8. Pour and Smooth the Batter
Pour the batter into your prepared cake pan. Use a spatula to spread it evenly, paying special attention to pushing batter into the edges and corners. Tap the pan gently on the counter a few times to release any air bubbles trapped in the batter. Smooth the top with your spatula so it’s level. This helps the cake bake evenly and creates a flat top that’s easier to frost or glaze if desired.
9. Bake the Cake
Place the cake pan in your preheated 350-degree oven on the center rack. Bake for 40 to 45 minutes. The cake is done when the top is golden brown, the edges pull away slightly from the pan, and a toothpick inserted in the center comes out with just a few moist crumbs. The center should spring back lightly when touched. Start checking at 40 minutes to avoid overbaking. If the top starts browning too quickly before the center is done, tent it loosely with aluminum foil.
10. Cool the Cake
Remove the cake from the oven and place the pan on a wire cooling rack. Let it cool in the pan for 15 minutes. This resting time allows the cake to firm up slightly, making it easier to remove without breaking. After 15 minutes, run a thin knife around the edges to loosen the cake. Place a wire rack over the top of the pan and carefully flip it over. Lift off the pan and peel away the parchment paper. Flip the cake right-side up and let it cool completely on the rack for at least 30 minutes.
11. Make Optional Honey Glaze
If you want to add a sweet finishing touch, make a simple honey glaze while the cake cools. In a small bowl, whisk together three tablespoons of honey with one tablespoon of warm water or fresh orange juice until smooth and pourable. Once the cake is completely cool, drizzle this glaze over the top, letting it run down the sides naturally. Sprinkle with sesame seeds and extra chopped walnuts for a beautiful presentation. The glaze adds extra sweetness and gives the cake a professional bakery look.
12. Slice and Serve
Cut the completely cooled cake into wedges or squares using a sharp knife. Wipe the knife clean between cuts for the neatest slices. This cake is delicious on its own, but it’s also wonderful served with a dollop of whipped cream, a scoop of vanilla ice cream, or a drizzle of extra honey. The flavors actually improve after a day, so don’t hesitate to make this ahead. The tahini keeps the cake incredibly moist for several days.

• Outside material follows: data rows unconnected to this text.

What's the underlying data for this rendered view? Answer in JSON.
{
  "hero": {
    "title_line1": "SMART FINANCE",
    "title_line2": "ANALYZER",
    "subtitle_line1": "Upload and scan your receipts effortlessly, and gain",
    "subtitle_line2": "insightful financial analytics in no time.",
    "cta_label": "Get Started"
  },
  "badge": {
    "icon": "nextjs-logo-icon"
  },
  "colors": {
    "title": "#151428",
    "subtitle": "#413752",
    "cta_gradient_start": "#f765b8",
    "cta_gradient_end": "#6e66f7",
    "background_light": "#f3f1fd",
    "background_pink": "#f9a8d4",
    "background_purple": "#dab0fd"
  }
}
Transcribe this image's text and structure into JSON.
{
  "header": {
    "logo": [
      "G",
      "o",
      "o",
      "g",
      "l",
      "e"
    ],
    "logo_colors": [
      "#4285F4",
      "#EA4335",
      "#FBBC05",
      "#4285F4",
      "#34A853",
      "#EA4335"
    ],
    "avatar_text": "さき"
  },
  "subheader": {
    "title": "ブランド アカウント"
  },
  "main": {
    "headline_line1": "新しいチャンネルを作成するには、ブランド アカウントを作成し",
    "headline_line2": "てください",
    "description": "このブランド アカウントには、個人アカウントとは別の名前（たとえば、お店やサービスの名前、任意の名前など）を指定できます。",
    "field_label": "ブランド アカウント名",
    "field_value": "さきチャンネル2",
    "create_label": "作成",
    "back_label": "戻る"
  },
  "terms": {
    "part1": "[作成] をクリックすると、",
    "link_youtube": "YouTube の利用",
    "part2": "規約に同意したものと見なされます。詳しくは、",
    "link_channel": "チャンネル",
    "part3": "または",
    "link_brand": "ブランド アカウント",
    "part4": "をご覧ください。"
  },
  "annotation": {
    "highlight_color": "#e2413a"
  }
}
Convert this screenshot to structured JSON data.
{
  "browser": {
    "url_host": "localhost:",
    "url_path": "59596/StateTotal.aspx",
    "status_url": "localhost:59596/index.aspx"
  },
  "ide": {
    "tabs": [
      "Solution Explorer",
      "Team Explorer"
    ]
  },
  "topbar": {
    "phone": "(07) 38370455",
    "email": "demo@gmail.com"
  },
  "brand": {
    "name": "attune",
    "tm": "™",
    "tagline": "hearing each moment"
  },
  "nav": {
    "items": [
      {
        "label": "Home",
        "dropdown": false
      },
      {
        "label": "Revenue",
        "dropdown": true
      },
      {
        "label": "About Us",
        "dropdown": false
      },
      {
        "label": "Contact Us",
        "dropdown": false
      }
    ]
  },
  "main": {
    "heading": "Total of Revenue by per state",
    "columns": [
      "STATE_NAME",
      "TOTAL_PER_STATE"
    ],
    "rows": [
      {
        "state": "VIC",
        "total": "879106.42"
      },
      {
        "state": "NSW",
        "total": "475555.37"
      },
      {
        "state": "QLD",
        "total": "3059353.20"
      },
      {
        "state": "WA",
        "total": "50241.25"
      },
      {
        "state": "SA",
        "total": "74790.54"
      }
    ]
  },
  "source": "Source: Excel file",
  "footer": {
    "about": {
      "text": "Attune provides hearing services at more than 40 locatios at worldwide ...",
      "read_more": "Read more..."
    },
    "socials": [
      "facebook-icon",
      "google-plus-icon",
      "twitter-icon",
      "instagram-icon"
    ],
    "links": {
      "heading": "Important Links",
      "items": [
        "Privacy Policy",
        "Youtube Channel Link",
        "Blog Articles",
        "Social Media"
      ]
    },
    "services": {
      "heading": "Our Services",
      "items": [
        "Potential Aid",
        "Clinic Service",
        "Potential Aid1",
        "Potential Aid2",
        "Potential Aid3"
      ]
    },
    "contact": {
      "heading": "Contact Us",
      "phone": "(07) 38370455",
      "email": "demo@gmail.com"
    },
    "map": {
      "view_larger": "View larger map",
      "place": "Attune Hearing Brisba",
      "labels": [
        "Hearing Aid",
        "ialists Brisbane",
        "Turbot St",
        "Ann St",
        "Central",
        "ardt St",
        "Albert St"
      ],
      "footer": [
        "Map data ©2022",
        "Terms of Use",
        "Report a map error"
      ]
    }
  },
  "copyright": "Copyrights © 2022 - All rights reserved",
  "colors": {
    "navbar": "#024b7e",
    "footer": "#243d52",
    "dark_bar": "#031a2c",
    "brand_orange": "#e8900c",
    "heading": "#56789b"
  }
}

13. Nutrition Information Per Serving
- Calories: 395
- Total fat: 22 grams
- Saturated fat: 3 grams
- Cholesterol: 50 milligrams
- Sodium: 280 milligrams
- Total carbohydrates: 44 grams
- Dietary fiber: 2 grams
- Sugars: 28 grams
- Protein: 7 grams
14. Helpful Tips for Perfect Tahini-Walnut Cake
- Always stir tahini thoroughly before measuring because the oil separates and rises to the top of the jar.
- Toast the walnuts even if they’re already roasted, as fresh toasting brings out much deeper, richer flavor.
- Use well-stirred tahini that’s smooth and pourable, not the dry, crumbly tahini from the bottom of the jar.
- Don’t skip the orange zest, as it adds brightness that balances the rich, earthy tahini flavor beautifully.
- Room temperature eggs mix into the batter more easily and create a lighter, fluffier texture.
- Store this cake in an airtight container at room temperature for up to 4 days, or refrigerate for up to a week.
- The cake freezes beautifully for up to 3 months when wrapped tightly in plastic wrap and foil.
- Substitute pecans or almonds for walnuts if that’s what you have or prefer for a different nutty flavor.
- Add a quarter teaspoon of cardamom to the batter for an extra Middle Eastern aromatic note.
- Serve slices with a small cup of strong coffee or cardamom tea for an authentic Middle Eastern dessert experience.